Не в силах предотвратить крушения поездов ника­кими ухищрениями, гитлеровские коменданты нача­ли пускать поезда на замедленной скорости. При этом иногда составлялись караваны по десять—пятна­дцать эшелонов, шедших вплотную один за другим, а впереди такого каравана пускали бронепоезд или со­став с балластом. Одновременно с этим было усилено патрулирование полотна, На линию были выведены гитлеровские солдаты со специальной задачей обхо­дить свои участки перед поездом, обнаруживать и снимать мины с колесным замыкателем.

В ответ на эти мероприятия мы стали ставить так называемые неснимаемые мины, а впоследствии пе­решли на подрыв поездов посредством шнура или электрокабеля.

В районе Житковичей в сентябре 1942 года имел место такой случай.

Наша пятерка подрывников заминировала обе ко­леи — западную и восточную. Мины были поставле­ны одна от другой метров на двести. На восточной колее подорвался состав. Несколько вагонов свали­лось под откос на внешнюю сторону. Около одинна­дцати часов дня двигался поезд на запад. Машинист вел состав очень медленно, тщательно осматривая рельсы. Заметив проводки, перекинутые через рельс, он остановил поезд и, подойдя к мине, вместе с ко­чегаром, одним жандармом и двумя солдатами из охраны, взялся за проводки и чиркнул их перочин­ным ножом. Взрывом убило всех. Не пострадавший состав остался на линии до восстановления разру­шенного участка и до прибытия новой паровозной бригады.

Надо, однако, отдать гитлеровцам справедливость в одном отношении: была область борьбы с железно­дорожными катастрофами, в которой они достигли успехов. Это ликвидация последствий крушения. За редким исключением, они успевали убрать обломки разбитого состава и восстановить движение на ли­нии за каких-нибудь восемь или десять часов. Мы старались устраивать катастрофы в выемках, где под­битые вагоны, нагромождаясь кверху, заваливали по­лотно обломками дерева, металла и грузов, затруд­няя подъезд вспомогательных поездов с подъемной техникой.

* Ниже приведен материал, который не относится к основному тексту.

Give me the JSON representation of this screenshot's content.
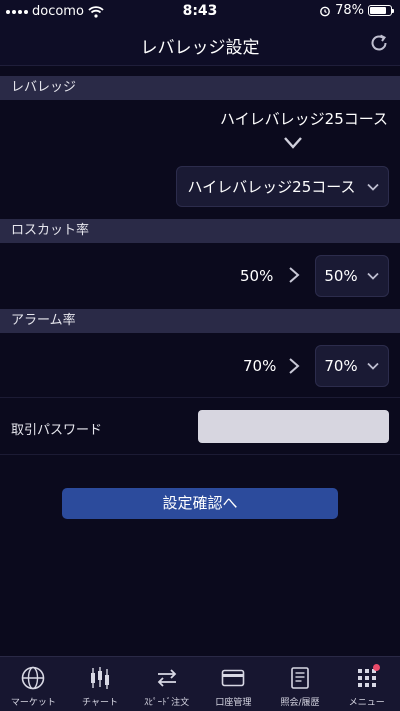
{
  "status_bar": {
    "carrier": "docomo",
    "time": "8:43",
    "battery": "78%",
    "battery_level": 0.78
  },
  "header": {
    "title": "レバレッジ設定"
  },
  "leverage": {
    "section_label": "レバレッジ",
    "current": "ハイレバレッジ25コース",
    "selected": "ハイレバレッジ25コース"
  },
  "losscut": {
    "section_label": "ロスカット率",
    "current": "50%",
    "selected": "50%"
  },
  "alarm": {
    "section_label": "アラーム率",
    "current": "70%",
    "selected": "70%"
  },
  "password": {
    "label": "取引パスワード",
    "value": ""
  },
  "confirm_button": {
    "label": "設定確認へ"
  },
  "tab_bar": {
    "items": [
      {
        "label": "マーケット",
        "icon": "globe-icon"
      },
      {
        "label": "チャート",
        "icon": "candlestick-icon"
      },
      {
        "label": "ｽﾋﾟｰﾄﾞ注文",
        "icon": "swap-arrows-icon"
      },
      {
        "label": "口座管理",
        "icon": "card-icon"
      },
      {
        "label": "照会/履歴",
        "icon": "document-icon"
      },
      {
        "label": "メニュー",
        "icon": "grid-icon"
      }
    ]
  },
  "colors": {
    "background": "#0b0a1d",
    "section": "#2a2a47",
    "accent": "#2c4b9c",
    "badge": "#e94a6a"
  }
}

Но и в этих случаях четырнадцати—пят­надцати часов было им достаточно, чтобы все было убрано, заметено, присыпано песком.

Признав железнодорожные крушения за норму, гитлеровское командование организовало особые во­инские части, которые прибывали к месту взрыва на специальных поездах со специально сконструирован­ными подъемными кранами. Если под откос летел эшелон с живой силой, то гестаповцы немедленно оцепляли место крушения, не подпуская никого на пушечный выстрел. Потери людского состава явля­лись у них величайшим военным секретом. В силу этого охрана одного железнодорожного участка обыч­но не знала, что происходило на другом. Воен­ная тайна у гитлеровцев соблюдалась свято, но опыт борьбы с крушениями поездов осваивался ими сла­бо и медленно.